Characteristics of admitted palliative care patients

This section presents information on the number and proportion of palliative care-related hospitalisations for various demographic groups.

Socioeconomic status

Socioeconomic status generally refers to the level of economic and social resources of an individual (such as income, education and employment) and it is well established that it is associated with health outcomes (AIHW 2016). The Index of Relative Socio Economic Disadvantage (IRSD) is used here to indicate socioeconomic status of the area in which the individual lives.

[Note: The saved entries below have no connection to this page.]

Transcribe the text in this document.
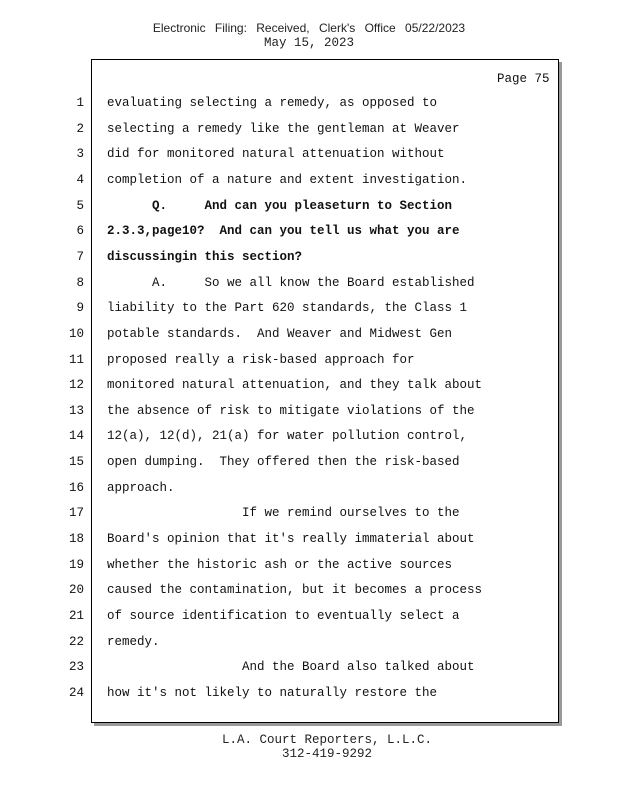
Electronic Filing: Received, Clerk's Office 05/22/2023
May 15, 2023
Page 75
1 evaluating selecting a remedy, as opposed to
2 selecting a remedy like the gentleman at Weaver
3 did for monitored natural attenuation without
4 completion of a nature and extent investigation.
5 Q.     And can you pleaseturn to Section
6 2.3.3,page10?  And can you tell us what you are
7 discussingin this section?
8 A.     So we all know the Board established
9 liability to the Part 620 standards, the Class 1
10 potable standards.  And Weaver and Midwest Gen
11 proposed really a risk-based approach for
12 monitored natural attenuation, and they talk about
13 the absence of risk to mitigate violations of the
14 12(a), 12(d), 21(a) for water pollution control,
15 open dumping.  They offered then the risk-based
16 approach.
17 If we remind ourselves to the
18 Board's opinion that it's really immaterial about
19 whether the historic ash or the active sources
20 caused the contamination, but it becomes a process
21 of source identification to eventually select a
22 remedy.
23 And the Board also talked about
24 how it's not likely to naturally restore the
L.A. Court Reporters, L.L.C.
312-419-9292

In 2016–17, people living in areas classified as having the lowest socioeconomic status (Quintile 1) accounted for a higher proportion of palliative care-related hospitalisations (22.3%) in public hospitals than those living in other areas. The rate of palliative care-related public hospitalisations was also highest for those living in these areas (35.6 per 10,000 population). Conversely, the rate of public palliative care-related hospitalisations was lowest for those living in the highest socioeconomic status areas (17.7 per 10,000). These patterns are similar to those for all hospitalisations.

An opposite pattern is apparent for palliative care-related hospitalisations in private hospitals, where the rate was highest for those living in the highest socioeconomic status areas (6.7 per 10,000 population). This pattern was also seen for all private hospitalisations for this socioeconomic group (2,440.6 per 10,000 population). In addition to accessing private hospitals for palliative care, higher socioeconomic status individuals may also be accessing other types of non-admitted patient palliative care e.g. from private, freestanding hospice care facilities or community based palliative care services.

Indigenous status

Aboriginal and Torres Strait Islander people are disadvantaged relative to other Australians across a range of health-related and socioeconomic indicators (AIHW 2015a ). This may affect their use of, and access to, admitted patient palliative care.

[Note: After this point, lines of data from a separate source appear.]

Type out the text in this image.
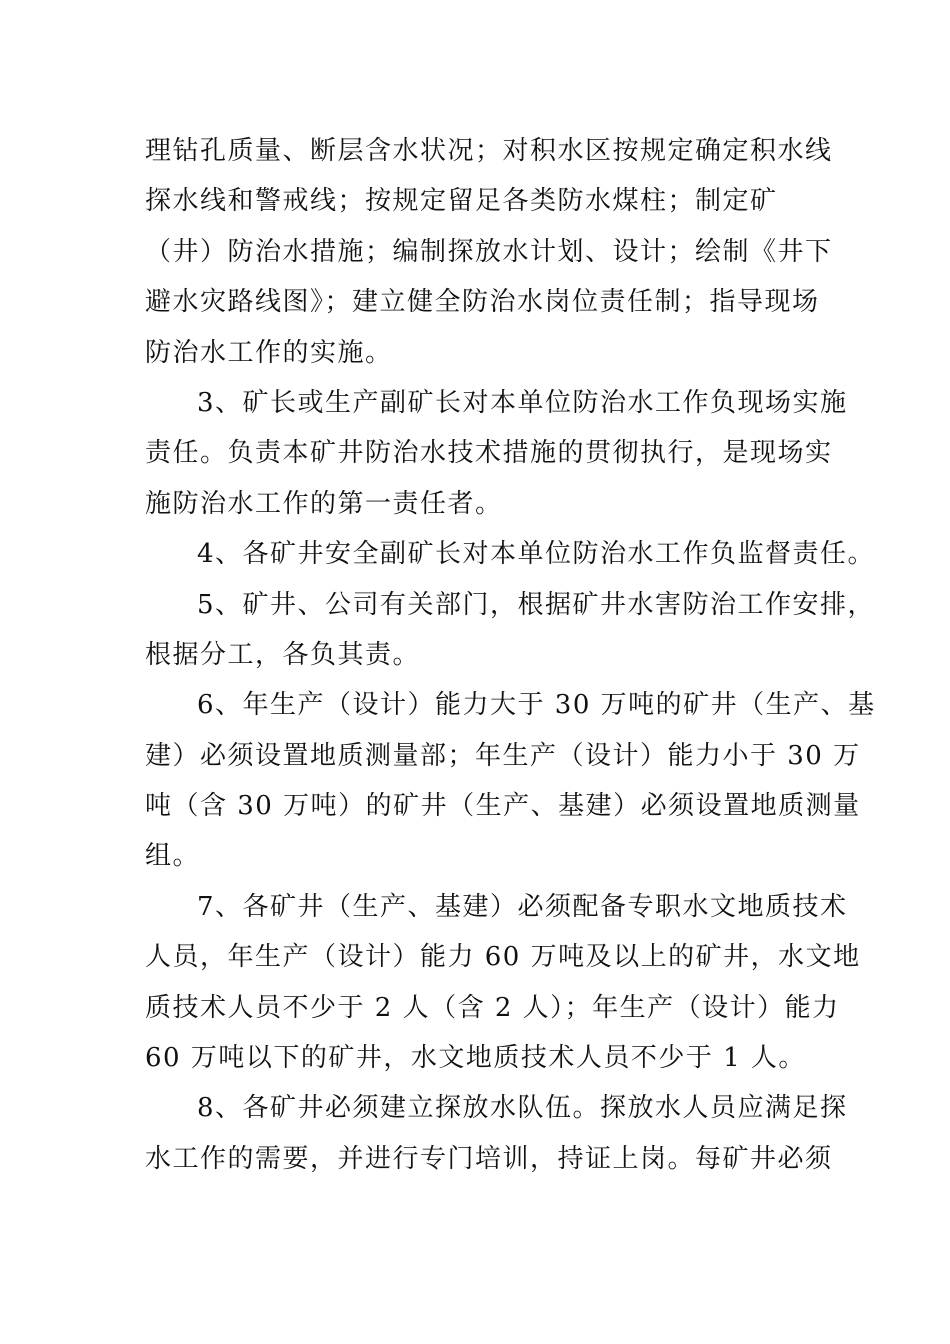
理钻孔质量、断层含水状况；对积水区按规定确定积水线
探水线和警戒线；按规定留足各类防水煤柱；制定矿
（井）防治水措施；编制探放水计划、设计；绘制《井下
避水灾路线图》；建立健全防治水岗位责任制；指导现场
防治水工作的实施。
3、矿长或生产副矿长对本单位防治水工作负现场实施
责任。负责本矿井防治水技术措施的贯彻执行，是现场实
施防治水工作的第一责任者。
4、各矿井安全副矿长对本单位防治水工作负监督责任。
5、矿井、公司有关部门，根据矿井水害防治工作安排，
根据分工，各负其责。
6、年生产（设计）能力大于 30 万吨的矿井（生产、基
建）必须设置地质测量部；年生产（设计）能力小于 30 万
吨（含 30 万吨）的矿井（生产、基建）必须设置地质测量
组。
7、各矿井（生产、基建）必须配备专职水文地质技术
人员，年生产（设计）能力 60 万吨及以上的矿井，水文地
质技术人员不少于 2 人（含 2 人）；年生产（设计）能力
60 万吨以下的矿井，水文地质技术人员不少于 1 人。
8、各矿井必须建立探放水队伍。探放水人员应满足探
水工作的需要，并进行专门培训，持证上岗。每矿井必须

A total of 1,557 palliative care-related hospitalisations for Indigenous Australians were reported in 2016–17, with the majority (95.4%) occurring in public hospitals. There were a similar number of hospitalisations for Indigenous males and females, whereas there were more hospitalisations for other Australian males than females. The rate of palliative care-related hospitalisations in public hospitals is about twice as high for Indigenous Australians as for other Australians (45.6 and 23.3 per 10,000 population, respectively) with the rate of all public hospitalisations 3.8 times higher for Indigenous Australians than other Australians.

Remoteness of patient’s usual residence

As would be expected, most palliative care-related hospitalisations in 2016–17 across both public and private hospital sectors were for patients whose usual residence was in Major cities (68.1%), with the proportion of palliative care-related hospitalisations decreasing as remoteness increased. However, the population rate for Major cities public hospital hospitalisations of 25.5 per 10,000 population, was lower than the rate for Inner regional (30.4 per 10,000) and Outer regional areas (32.3 per 10,000).

Males accounted for a greater proportion of the palliative care-related hospitalisations than females in all remoteness categories for both public and private hospitals.